About a month ago I started using PredictionBook. The idea is that you record how confident you are that certain events will happen, and then later compare how confident you were against whether or not the events actually did or didn’t happen. If the events you had 80% confidence in happen 80% of the time, you’re perfectly calibrated. If they instead happen 90% of the time, you’re underconfident. And if they only happen 70% of the time, you’re overconfident. Neat, huh? PredictionBook lets you record your predictions, later record the outcomes, and aggregates the results into a sweet graph. Check it out:
You may notice that so far all of the events I had 50% confidence in have turned out not to happen. Right now this is a sample size issue and I would expect it to even out over time, but it raised some questions that confused me.

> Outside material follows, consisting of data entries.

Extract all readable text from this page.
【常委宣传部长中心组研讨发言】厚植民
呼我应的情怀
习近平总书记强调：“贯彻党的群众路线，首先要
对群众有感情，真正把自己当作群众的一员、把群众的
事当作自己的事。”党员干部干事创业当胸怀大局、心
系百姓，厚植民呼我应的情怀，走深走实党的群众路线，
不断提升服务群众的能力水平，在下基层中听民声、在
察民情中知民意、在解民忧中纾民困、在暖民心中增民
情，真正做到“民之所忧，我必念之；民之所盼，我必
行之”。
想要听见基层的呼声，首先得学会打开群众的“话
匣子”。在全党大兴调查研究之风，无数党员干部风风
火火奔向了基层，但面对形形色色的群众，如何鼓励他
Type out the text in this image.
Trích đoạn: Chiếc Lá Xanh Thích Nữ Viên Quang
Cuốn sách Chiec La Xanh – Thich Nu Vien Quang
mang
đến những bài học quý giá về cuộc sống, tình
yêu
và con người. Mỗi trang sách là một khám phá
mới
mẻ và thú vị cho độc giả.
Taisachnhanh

Let’s suppose that over the long run, the things that I assign 50% confidence to consistently happen only 25% of the time. That seems like I must be miscalibrated. I would be tempted to say that I was overconfident at the 50% level. But then that’s confusing because I could have easily phrase the 50% predictions in the other way (“50% chance event A will happen” vs. “50% chance event A will not happen”), in which case I would have reached the conclusion that I was underconfident, not overconfident!
And then when I think about it another way, talking about being calibrated at the 50% level seems meaningless. Let’s suppose that for each time I record “I think there’s a 50% chance that Event A will occur”, I also record the just as true “I think there’s a 50% chance that Event A will not occur”. If I always recorded both of these, then my 50% confidence calibration would be perfect. (When event A does or doesn’t happen, I will have 1 correct prediction and 1 incorrect prediction, so I’ll always have 50% accuracy for my 50% confidence events.) It seems like talking about being underconfident or overconfident at the 50% level is meaningless, because my “underconfidence”/”overconfidence” is just an artifact of me not recording everything. It seems like it’s not even possible to be miscalibrated at the 50% level.
…but then again, if I made a billion 50% confidence predictions and none of them came true it would feel absurd to conclude that I’m not somehow miscalibrated.
Can anyone un-confuse me?